Technical documentation, code, features about Graph and RDF benchmarking
LDBC develops all its benchmarks in open source and invites the developer community to participate. Either by downloading, compiling and using the benchmark data generators and drivers, or by reporting on results and issues in our forum. But, LDBC is also open for code contributions and suggestions for improvement.
The wiki of the TUC (Technical User Community) of LDBC is the place where preliminary information about benchmark designs are shared, and this wiki is public.
It is possible to physically meet LDBC as part of the TUC meetings that it organizes. TUC meetings are 1-day gatherings in which users of graph and RDF technologies come together to talk about data management challenges they face. In these meetings, LDBC also presents the state of progress of its benchmark development task forces and solicits user feedback on these.
We provide below a list of events of interest to graph data management developers:
- 14 November 2014, the upcoming LDBC TUC meeting is going to be held in Athens (Greece). You are invited to contribute your experiences on addressing graph data management problems. Special theme is an experiences track with the draft SNB and SPB benchmarks. LDBC task forces will update the audience on the latest benchmark development news.
Related Benchmarking Projects
Here we discuss important related benchmarking projects, and shortly explain the commonalities and differences with ongoing LDBC work in the LDBC Social Network Benchmark (SNB) and Semantic Publishing Benchmark (SPB).
graph benchmarking projects:
- RMAT generator produces complex graphs that have certain social network-like properties (power laws, short diameter). However, there is little emphasis on attribute values in the graph nor on value correlations or correlations between attribute values and graph structure (as in SNB).
- GRAPH500: this is becoming an important High Performance Computing (HPC) benchmark. For the taste of LDBC, there is little attention to the actual data (model, value distribution and correlations), nor on database functionality. Still, it is relevant for the future Graph Analytics workload of SNB.
- graphbench.org is a new initiative to create benchmarks for large-scale graph algorithms (such as clustering, PageRank). LDBC is cooperating with graphbench.org in the development of the Graph Analytics workload of SNB.
- graphitti is a research effort similar to graphbench.org which focuses on Graph Analytics in the form of algorithms (not database queries). LDBC is also cooperating with the graphitti folks with respect to the future Graph Analytics workload of SNB.

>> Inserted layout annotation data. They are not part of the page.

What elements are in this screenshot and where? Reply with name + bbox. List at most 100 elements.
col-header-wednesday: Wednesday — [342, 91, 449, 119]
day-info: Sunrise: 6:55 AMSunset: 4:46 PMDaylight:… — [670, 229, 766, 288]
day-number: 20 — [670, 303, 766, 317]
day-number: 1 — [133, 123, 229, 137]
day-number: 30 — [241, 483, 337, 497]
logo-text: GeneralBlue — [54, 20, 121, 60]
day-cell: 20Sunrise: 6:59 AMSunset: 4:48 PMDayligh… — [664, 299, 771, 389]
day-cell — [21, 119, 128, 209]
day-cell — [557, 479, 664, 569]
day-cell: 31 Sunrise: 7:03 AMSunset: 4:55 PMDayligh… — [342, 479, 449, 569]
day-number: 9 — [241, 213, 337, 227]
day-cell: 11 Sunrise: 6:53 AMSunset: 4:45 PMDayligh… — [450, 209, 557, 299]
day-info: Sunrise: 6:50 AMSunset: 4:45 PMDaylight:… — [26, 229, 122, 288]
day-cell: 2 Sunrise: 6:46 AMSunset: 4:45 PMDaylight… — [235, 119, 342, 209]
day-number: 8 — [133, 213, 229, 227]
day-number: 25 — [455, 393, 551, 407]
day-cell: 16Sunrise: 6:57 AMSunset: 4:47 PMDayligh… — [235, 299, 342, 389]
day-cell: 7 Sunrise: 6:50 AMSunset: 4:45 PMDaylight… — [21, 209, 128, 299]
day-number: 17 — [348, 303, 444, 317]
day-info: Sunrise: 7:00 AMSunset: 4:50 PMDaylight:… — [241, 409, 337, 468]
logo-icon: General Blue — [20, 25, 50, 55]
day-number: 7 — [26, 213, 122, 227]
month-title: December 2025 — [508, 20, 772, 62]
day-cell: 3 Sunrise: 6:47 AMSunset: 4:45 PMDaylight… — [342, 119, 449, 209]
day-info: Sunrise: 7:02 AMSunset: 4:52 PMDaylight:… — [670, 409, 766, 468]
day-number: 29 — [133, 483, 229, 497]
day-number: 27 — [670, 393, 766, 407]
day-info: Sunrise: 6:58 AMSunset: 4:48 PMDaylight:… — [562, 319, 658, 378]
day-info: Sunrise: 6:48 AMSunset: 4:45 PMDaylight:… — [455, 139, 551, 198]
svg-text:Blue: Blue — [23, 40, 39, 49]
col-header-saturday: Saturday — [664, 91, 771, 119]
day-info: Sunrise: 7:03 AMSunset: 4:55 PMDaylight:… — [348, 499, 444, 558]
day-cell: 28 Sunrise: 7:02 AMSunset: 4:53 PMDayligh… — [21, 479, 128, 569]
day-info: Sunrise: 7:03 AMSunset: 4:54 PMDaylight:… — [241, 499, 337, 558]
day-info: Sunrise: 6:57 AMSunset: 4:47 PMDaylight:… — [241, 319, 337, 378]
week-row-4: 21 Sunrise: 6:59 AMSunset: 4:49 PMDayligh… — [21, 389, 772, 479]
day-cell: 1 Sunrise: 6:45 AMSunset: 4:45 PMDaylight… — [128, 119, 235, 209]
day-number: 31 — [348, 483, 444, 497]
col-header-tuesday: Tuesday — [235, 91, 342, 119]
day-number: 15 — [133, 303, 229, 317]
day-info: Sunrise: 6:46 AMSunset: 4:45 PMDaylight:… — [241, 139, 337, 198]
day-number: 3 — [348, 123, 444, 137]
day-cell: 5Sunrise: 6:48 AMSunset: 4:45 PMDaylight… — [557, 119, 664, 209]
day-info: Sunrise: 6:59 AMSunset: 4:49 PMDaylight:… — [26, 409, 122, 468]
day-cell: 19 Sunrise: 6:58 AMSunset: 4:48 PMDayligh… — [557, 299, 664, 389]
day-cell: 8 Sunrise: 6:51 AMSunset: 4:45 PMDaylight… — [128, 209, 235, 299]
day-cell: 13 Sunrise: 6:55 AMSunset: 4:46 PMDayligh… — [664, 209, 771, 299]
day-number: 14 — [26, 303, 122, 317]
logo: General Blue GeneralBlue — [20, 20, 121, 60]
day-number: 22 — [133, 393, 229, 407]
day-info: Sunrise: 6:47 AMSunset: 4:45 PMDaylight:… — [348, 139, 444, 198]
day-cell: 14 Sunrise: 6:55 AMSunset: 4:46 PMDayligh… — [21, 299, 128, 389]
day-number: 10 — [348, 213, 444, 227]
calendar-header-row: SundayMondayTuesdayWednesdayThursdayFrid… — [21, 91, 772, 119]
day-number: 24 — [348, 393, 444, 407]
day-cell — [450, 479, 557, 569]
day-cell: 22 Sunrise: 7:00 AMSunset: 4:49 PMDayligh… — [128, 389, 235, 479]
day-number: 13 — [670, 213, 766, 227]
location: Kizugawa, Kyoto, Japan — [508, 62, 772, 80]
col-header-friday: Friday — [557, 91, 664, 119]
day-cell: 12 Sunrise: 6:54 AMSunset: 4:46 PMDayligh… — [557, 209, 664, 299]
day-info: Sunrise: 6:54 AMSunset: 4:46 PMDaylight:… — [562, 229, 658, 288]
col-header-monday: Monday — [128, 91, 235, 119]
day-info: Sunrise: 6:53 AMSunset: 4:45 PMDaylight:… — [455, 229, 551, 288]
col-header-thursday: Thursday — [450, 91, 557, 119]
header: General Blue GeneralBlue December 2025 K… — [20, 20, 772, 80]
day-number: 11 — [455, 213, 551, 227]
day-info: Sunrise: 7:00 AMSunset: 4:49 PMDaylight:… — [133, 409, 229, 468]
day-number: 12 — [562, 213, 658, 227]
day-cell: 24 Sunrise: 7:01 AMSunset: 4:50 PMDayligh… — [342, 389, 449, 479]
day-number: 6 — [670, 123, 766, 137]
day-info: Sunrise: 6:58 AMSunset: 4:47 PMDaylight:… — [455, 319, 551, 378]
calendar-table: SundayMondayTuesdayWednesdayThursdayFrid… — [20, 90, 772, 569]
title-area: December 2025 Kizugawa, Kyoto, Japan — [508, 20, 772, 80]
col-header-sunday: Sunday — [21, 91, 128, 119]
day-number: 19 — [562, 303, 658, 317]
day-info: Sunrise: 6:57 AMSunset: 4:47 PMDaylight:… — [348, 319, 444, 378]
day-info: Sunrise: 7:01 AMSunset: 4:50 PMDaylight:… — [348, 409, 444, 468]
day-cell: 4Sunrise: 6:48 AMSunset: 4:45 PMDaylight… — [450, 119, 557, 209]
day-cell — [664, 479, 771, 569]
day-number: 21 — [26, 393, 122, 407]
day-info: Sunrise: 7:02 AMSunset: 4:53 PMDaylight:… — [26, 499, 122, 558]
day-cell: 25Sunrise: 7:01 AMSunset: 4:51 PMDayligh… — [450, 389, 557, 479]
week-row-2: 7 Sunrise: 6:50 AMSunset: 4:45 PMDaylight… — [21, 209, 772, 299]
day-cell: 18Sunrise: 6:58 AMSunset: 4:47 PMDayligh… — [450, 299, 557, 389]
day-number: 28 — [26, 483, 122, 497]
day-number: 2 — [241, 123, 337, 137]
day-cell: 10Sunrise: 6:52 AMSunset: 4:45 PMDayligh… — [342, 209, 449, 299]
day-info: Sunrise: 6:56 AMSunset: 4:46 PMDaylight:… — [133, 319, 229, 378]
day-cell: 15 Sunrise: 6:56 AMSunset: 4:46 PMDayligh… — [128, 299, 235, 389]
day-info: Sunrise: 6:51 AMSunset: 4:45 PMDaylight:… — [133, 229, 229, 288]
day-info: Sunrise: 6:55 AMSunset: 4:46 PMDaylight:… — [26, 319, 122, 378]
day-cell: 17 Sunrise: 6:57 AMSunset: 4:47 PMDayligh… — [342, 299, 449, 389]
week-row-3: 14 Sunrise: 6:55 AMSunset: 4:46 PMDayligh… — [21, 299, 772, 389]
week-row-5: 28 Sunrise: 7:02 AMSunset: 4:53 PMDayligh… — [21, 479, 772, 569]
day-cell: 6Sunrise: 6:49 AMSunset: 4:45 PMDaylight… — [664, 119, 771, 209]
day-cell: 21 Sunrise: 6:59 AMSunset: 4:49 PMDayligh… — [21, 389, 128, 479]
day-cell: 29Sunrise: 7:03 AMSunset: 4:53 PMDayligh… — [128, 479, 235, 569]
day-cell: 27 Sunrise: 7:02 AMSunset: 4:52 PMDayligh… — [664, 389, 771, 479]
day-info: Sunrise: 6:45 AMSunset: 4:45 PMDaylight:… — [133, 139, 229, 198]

- LinkBench is a benchmark proposed by Facebook to mimic its workload on the Facebook friends graph stored in MySQL (behind TAO/memcached). This benchmark is really MySQL focused and the workload consists of small changes and lookups to the graph structure only. The LinkBench graph structure itself is not an accurate model of the Facebook graph, it is tuned so that just the MySQL workload is realistic. Its data generator is not intended for other workloads such as BI or Graph Analytics.
RDF benchmarking projects:
- BSBM: This is arguably the most advanced SPARQL benchmark (before LDBC SPB ;-), and consists of Explore/Update (OLTP) and Business Intelligence (BI) workloads. This benchmark has already influenced RDF systems to get better transactional and analytical performance and accelerated implementation of SPARQL1.1 (whose features are required for the BI workload). Regrettably, BSBM has very regular data, so that SQL systems, which can also execute the queries, are always in an advantage. The BI workload has been developed earlier by current LDBC members.
- DBpedia Benchmark: this benchmark is very nice as it uses real and highly correlated data. Its workload, however, is rather simple and only contains short lookup queries. This is a read-only benchmark.
- LUBM: this benchmark has the edge in terms of its use of reasoning (it has an ontology and does OWL reasoning). Query-wise it is restricted as it is pre SPARQL1.1 and thus does not do aggregations or subqueries. This is a read-only benchmark (no updates).
- SP2bench: though the data model is based on the DBLP scientific paper dataset which is highly correlated, SP2bench regrettably populates its dataset with uniform data. The queries are a very mixed bag with some returning huge results, other very small. This is a read-only benchmark.